Member of the National Assembly
- In office ?
- Constituency: Masisi, North Kivu

Member of the Senate
- In office fl. 2007

Personal details
- Born: 30 September 1953 (age 72) Rutshuru, Belgian Congo
- Occupation: Businessman, politician

= Édouard Mwangachuchu =

Congolese businessman and politician (born 1953)

Édouard Mwangachuchu Hizi (born 30 September 1953) is a Congolese businessman and politician. He is a member of the National Assembly for Masisi, North Kivu. Mwangachuchu previously served as member of the Senate. He was sentenced to death in October 2023 on charges including treason. He has appealed the sentence.

==Life==
Mwangachuchu was born on 30 September 1953 in Rutshuru. As a politician Mwangachuchu served as an independent senator in 2007. He later became a member of the National Assembly for Masisi, North Kivu. In November 2020 he asked Minister of Mines, Willy Kitobo Samsoni, for explanations regarding the tensions in Kivu.

In 2001 Mwanganchuchu obtained his first mining license. Mwangachuchu is owner of the Bisunzu mining company (Société minière de Bisunzu, SMB), which mines coltan in the Rubaya mines. He is also president of the National Congress for the Defence of the People.

On 1 March 2023, Mwangachuchu was arrested in Kinshasa. After first being held in Makala prison he was transferred to Ndolo military prison. In August 2023 the prosecution sought life imprisonment for Mwangachuchu on grounds of treason and "participation in the M23 insurrectionary movement" (M23), while his defence sought acquittal.

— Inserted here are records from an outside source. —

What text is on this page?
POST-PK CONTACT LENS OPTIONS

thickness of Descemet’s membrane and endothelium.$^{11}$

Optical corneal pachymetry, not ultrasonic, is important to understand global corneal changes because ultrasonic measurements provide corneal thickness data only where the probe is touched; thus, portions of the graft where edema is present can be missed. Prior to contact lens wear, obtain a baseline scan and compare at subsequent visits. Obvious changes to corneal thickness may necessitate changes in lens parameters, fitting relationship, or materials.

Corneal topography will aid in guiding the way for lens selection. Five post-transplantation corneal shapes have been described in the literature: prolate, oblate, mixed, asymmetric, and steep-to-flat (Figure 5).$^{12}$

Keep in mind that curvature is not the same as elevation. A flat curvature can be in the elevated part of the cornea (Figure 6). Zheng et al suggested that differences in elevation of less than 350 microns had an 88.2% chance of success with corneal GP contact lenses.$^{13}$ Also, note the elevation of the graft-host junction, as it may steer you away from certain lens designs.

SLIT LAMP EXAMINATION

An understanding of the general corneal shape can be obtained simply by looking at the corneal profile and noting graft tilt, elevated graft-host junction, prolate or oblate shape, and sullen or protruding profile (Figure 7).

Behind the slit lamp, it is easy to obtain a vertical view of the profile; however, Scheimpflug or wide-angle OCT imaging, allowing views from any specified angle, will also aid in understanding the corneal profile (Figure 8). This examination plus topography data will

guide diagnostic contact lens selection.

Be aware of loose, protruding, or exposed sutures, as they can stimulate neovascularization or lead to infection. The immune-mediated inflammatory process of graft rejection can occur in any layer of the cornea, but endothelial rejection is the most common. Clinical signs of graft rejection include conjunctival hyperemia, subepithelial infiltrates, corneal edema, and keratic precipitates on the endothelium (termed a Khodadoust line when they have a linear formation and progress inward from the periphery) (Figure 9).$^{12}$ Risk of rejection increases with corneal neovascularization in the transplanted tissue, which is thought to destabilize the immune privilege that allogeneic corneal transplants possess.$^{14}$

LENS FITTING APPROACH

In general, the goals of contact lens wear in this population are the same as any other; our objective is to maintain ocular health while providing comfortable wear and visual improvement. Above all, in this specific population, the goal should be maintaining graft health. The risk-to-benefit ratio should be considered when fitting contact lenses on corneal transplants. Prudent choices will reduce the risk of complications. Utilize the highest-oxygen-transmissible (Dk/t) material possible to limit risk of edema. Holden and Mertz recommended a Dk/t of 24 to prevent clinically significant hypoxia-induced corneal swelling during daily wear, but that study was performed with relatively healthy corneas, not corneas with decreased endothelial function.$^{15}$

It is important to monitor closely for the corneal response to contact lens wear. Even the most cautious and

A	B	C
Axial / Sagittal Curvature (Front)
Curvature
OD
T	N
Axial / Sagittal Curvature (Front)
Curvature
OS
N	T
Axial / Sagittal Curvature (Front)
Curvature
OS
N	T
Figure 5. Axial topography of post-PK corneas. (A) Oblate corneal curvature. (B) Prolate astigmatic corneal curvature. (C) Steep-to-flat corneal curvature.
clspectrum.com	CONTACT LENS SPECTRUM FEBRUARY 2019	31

The case started after a cachement of weapons was found on an SMB site in the wake of an M23 offensive and counteroffensive in Rubaya. On 6 October 2023, the High Military Court, chaired by Robert Kalala, sentenced Mwangachuchu to death for those charges and "illegal possession of weapons and munitions of war". He was also sentenced to a $100 million fine to be paid within 8 days. His co-defendant, a police captain, was acquitted. His request for a release on health grounds was rejected. Mwangachuchu stated that during his trial he was threatened by both M23 and Congolese security authorities. His lawyer claimed that Mwangachuchu suffered from a ruling "based on ethnic harassment against Kinyarwanda-speaking people in North Kivu" and was medically maltreated. Mwangachuchu remained a member of the National Assembly as the competency to remove him did not lie with the High Military Court but the Constitutional Court of the Democratic Republic of the Congo. Mwangachuchu subsequently appealed his sentence at the Court of Cassation.